A new way of nanomanufacturing.

Silver nanorods made with thermomechanical molding, ranging in size from (left to right) 0.57 millimeters, 10 micrometers, 375 nanometers, and 36 nanometers. (Jan Schroers Lab)
Silver nanorods made with thermomechanical molding, ranging in size from (left to right) 0.57 millimeters, 10 micrometers, 375 nanometers, and 36 nanometers. (Jan Schroers Lab)

Molding metals into miniscule shape is a challenging task especially when it comes to metals in their solid state. However, the moldability of the metal depends on its flowability under certain conditions. Flowability is high in thermoplastics, gels, and glasses, but most metals are too hard when solid and too fluid in their liquid states to mold with conventional techniques at the nanoscale.

Now, Yale scientists have developed a process that allows manufacturers to essentially shape any metal and alloy and replicate even the smallest details. They dubbed this process as thermomechanical nanomolding that allows them to mold crystalline metals into shapes as small as a few nanometers in diameter.
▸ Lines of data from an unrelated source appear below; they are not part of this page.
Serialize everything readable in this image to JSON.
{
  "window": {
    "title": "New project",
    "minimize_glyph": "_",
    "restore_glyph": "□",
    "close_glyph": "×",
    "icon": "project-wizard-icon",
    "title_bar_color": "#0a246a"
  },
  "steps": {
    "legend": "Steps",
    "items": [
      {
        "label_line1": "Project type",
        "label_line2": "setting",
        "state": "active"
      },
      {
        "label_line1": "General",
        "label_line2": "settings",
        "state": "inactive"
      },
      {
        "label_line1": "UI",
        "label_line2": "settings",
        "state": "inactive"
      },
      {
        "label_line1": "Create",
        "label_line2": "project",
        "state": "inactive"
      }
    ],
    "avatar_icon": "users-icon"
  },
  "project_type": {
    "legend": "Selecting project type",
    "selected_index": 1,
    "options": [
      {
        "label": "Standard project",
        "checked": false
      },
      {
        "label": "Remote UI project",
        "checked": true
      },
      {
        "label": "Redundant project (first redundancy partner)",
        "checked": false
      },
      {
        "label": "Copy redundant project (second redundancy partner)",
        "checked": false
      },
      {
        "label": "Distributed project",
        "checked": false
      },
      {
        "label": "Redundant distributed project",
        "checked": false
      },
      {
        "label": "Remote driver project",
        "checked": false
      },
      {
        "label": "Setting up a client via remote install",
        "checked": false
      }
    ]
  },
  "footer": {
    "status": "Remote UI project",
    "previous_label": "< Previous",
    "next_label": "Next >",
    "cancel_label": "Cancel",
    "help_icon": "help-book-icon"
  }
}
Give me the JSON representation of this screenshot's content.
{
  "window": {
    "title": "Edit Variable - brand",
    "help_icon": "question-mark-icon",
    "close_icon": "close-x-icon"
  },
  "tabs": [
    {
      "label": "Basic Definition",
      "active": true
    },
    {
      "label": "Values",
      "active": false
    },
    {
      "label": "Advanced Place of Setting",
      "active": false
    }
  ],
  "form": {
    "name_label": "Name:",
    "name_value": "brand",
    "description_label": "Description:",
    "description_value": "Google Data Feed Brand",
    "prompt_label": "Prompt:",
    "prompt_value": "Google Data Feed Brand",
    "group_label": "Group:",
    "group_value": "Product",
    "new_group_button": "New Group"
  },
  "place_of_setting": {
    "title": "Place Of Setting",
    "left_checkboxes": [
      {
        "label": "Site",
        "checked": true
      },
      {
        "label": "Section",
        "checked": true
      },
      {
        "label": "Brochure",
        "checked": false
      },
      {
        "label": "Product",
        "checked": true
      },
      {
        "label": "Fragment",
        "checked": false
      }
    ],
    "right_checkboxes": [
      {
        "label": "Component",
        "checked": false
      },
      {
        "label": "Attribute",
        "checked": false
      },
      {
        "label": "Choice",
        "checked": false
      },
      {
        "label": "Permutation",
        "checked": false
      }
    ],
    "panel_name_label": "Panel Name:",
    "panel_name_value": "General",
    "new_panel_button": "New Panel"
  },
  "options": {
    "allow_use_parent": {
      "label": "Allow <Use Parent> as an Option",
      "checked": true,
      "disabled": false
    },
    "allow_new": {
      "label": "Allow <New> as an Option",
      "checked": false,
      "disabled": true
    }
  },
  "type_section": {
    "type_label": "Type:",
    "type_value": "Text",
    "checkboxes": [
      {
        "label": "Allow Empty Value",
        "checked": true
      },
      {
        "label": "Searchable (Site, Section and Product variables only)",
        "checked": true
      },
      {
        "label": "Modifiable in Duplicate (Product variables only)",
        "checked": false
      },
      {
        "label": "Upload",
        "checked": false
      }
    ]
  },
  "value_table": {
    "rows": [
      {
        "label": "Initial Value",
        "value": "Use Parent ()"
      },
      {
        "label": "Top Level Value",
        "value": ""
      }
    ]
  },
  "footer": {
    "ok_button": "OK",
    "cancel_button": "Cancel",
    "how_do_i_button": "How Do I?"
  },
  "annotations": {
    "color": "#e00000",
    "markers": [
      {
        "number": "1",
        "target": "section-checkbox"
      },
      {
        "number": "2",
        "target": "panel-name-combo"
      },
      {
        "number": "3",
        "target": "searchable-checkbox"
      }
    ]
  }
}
According to scientists, this breakthrough could lead to new technologies in fields such as sensors, batteries, catalysis, biomaterials, and quantum materials.

Jan Schroers, professor of mechanical engineering & materials science at Yale said, “It’s really a new way of nanomanufacturing. Today’s nanomanufacturing relies on a few materials that can be fabricated very specifically for a particular material. But our discovery suggests one technique for all metals and alloys: It allows us to fabricate essentially every metal and its combination in the periodic table in a predictable and precise manner to nano-sized features.”
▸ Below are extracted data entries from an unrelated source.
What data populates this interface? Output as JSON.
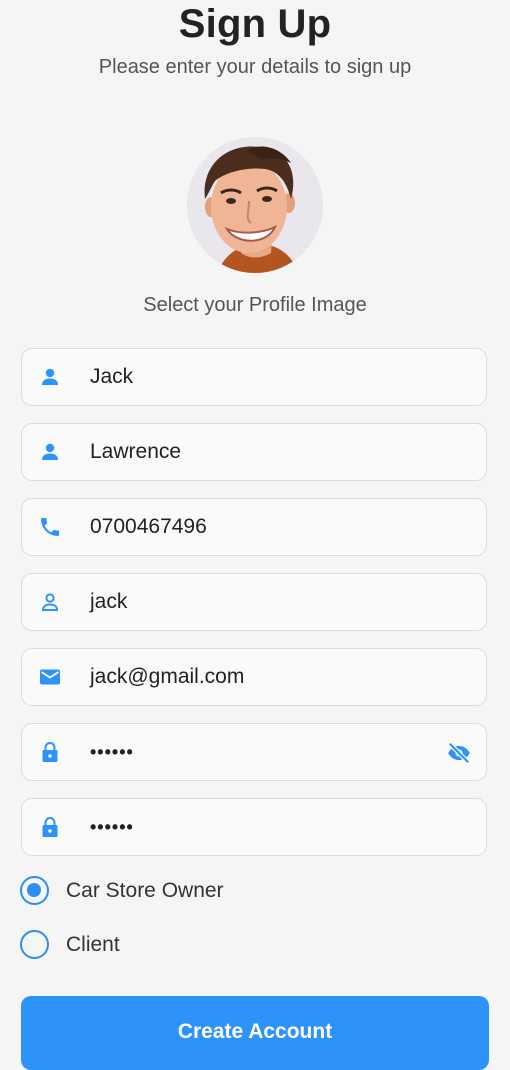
{
  "header": {
    "title": "Sign Up",
    "subtitle": "Please enter your details to sign up"
  },
  "profile": {
    "caption": "Select your Profile Image"
  },
  "form": {
    "first_name": {
      "value": "Jack",
      "icon": "person-icon"
    },
    "last_name": {
      "value": "Lawrence",
      "icon": "person-icon"
    },
    "phone": {
      "value": "0700467496",
      "icon": "phone-icon"
    },
    "username": {
      "value": "jack",
      "icon": "person-outline-icon"
    },
    "email": {
      "value": "jack@gmail.com",
      "icon": "email-icon"
    },
    "password": {
      "value": "••••••",
      "icon": "lock-icon",
      "toggle_icon": "eye-off-icon"
    },
    "confirm_password": {
      "value": "••••••",
      "icon": "lock-icon"
    }
  },
  "role": {
    "options": [
      {
        "label": "Car Store Owner",
        "selected": true
      },
      {
        "label": "Client",
        "selected": false
      }
    ]
  },
  "actions": {
    "create_label": "Create Account"
  },
  "colors": {
    "accent": "#2e93f8",
    "background": "#f5f5f5"
  }
}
By applying atomic diffusion, in which a change in pressures transports the atoms, scientists found that not only could they efficiently mold crystalline metals, but that decreasing the size of the mold actually made the process easier. As a result, they were able to create very long features at about 10 nanometers in diameter — 8,000 times smaller than a human hair — that would previously have been impossible to make.
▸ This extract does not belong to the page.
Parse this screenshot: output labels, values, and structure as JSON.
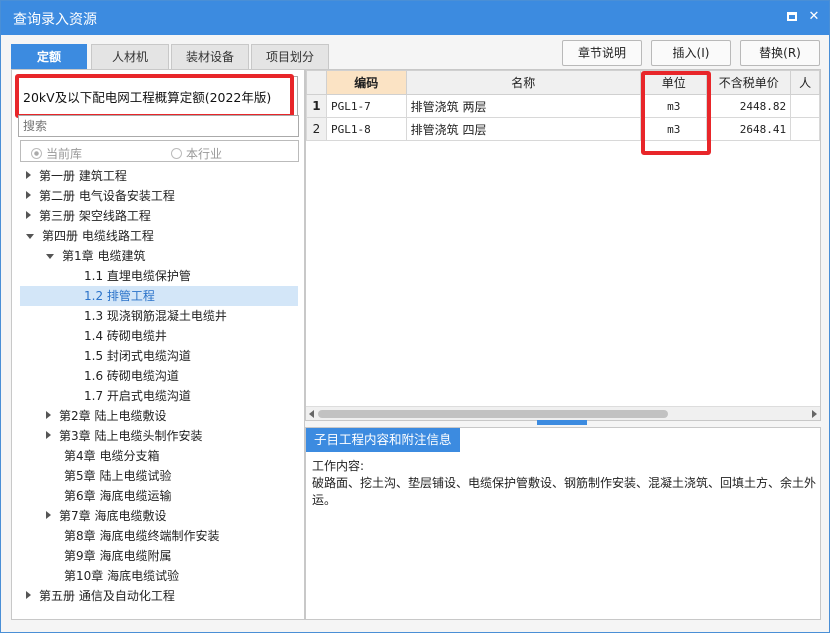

Scientists noted, “Because the mechanism of diffusion is present in all metals and alloys, the process could theoretically be used across the board.”

For various applications, scientists experimented the method by molding gold, nickel, vanadium, iron, and numerous alloys. In each case, they found that the method could really fabricate very small nanorods.

The study is published in the journal Physical Review Letters.